Although originally intended for personal profiles, businesses have found social media platforms to play a vital role in their branding and marketing. According to Josh Webber, founder of The Society and Big Red Jelly, startups should consider making their own public profiles for mass visibility for the best price imaginable — free!
Webber is so confident in the importance of social media’s role in a new company, his own company, Big Red Jelly, has a specialty for the field. If used properly, social media lends a bigger client base, mass exposure, brand awareness and the ability to analyze a population of consumers to any entrepreneur. You may be familiar with running your own private account on Instagram, Facebook or LinkedIn, but there are some differences you must consider when using these apps and websites for professional purposes. In case you missed it, the following are the top tips Webber shared during his Workshop event at Lassonde Studios, “Becoming a Social Media Master.”
“The more specific you get, the bigger your audience will get.”
Counterintuitive as this statement may seem, Webber is implying that niche businesses eventually find a more loyal and grand client base than those that attempt to appeal to the masses but never catch attention in any specific interest community. When creating your accounts, imagine your company avatar, create a person who adores your brand and learn everything about them from their fundamentals to typical lunch spots and afternoon activities. From here, you can better market your company to attract their attention. As your company evolves, allow this character to do so as well.
“What is ‘brand?’ It is what customer one is telling customer two about your business.”
As much as you attempt to craft a particular image for your company on these platforms, the human aspect of “word of mouth” still plays a role. The human filter will deem your company’s validity, so create content people will actually enjoy and pay attention to! If you think your startup does not have the scope to do this, take a look at the TSA’s Instagram account or Wendy’s Twitter page, and reconsider what is possible.
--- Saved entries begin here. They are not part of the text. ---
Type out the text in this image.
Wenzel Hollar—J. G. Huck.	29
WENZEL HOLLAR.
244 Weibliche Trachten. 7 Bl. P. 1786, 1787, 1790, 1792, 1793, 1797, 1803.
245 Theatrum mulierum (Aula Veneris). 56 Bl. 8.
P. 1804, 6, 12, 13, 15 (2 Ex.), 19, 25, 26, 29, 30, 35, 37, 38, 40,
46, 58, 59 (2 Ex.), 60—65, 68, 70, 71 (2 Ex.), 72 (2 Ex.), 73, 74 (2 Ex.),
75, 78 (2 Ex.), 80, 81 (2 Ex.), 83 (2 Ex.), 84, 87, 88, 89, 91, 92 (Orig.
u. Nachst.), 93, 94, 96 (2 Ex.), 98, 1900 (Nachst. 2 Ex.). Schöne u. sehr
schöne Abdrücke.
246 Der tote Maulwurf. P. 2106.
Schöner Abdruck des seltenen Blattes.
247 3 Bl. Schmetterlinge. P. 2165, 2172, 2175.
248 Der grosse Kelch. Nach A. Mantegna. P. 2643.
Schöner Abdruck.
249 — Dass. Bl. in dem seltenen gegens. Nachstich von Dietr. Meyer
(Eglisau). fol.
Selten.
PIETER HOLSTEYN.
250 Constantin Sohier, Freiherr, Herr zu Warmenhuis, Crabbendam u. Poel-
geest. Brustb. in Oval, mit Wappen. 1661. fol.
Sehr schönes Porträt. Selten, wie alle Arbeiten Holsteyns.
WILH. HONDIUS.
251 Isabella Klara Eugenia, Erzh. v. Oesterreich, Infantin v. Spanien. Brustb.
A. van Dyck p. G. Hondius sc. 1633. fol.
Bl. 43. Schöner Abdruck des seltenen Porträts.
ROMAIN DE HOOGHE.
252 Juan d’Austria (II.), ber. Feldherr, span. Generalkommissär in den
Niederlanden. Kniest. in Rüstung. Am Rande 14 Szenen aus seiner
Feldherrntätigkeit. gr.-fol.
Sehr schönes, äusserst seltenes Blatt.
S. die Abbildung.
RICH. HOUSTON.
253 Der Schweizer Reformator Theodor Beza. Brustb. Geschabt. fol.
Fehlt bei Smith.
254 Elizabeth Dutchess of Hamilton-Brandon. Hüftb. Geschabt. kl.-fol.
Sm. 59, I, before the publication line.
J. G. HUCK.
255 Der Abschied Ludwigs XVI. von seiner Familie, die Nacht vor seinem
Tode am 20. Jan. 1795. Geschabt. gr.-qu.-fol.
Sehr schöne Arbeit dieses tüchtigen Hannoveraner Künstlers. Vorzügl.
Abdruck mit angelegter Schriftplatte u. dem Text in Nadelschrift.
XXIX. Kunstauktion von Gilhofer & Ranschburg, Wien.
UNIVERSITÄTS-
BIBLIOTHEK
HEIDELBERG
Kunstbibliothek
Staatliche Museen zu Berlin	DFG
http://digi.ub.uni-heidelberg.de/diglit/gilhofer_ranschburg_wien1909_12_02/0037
If you can entertain, you can sell.
“Your personal brand is extremely important.”
Creatives have transitioned from portfolio to personal website, but why not everyone? At this stage, you are your business. A personal website should have your photo, resume, current projects and anything else to tell your story. Most people tend to neglect blogging, yet few realize that one of the most significant players in social media, Facebook, is just one big blog. However, there is a key difference between a blog and any other social media: Facebook owns your follower; conversely, you can leverage your email list and blog following.
“The fundamentals of marketing and business remain the same.”
Become involved online in new and creative ways beyond the big platforms of Facebook, Snapchat, Twitter and Instagram. Original marketing starts in new places. Have you ever thought of using Pinterest, VSCO, Tumblr, Etsy, Reddit, Google+, Flikr? Learn your advantages and disadvantages as well as you know your client base. Strategize, update and stay relevant! Few people and brands go viral, but many still reach success by employing the same strategies that guarantee longevity used in newspapers, magazines, fliers and other traditional methods.
You are not 100 percent unique, but this is a good thing! There are plenty of people with your passion and the advent of social media has made reaching out to those people even easier! Using the internet as a marketing tool is more than just using the right hashtags and getting on the right search engines and must be treated as such. Find where your company’s focus and the market’s needs intersect, and advertise the overlap in an innovative and engaging way that shows off your brand’s mission. This task is both daunting and rewarding, but when has any aspect of your entrepreneurial journey not been this way in the first place?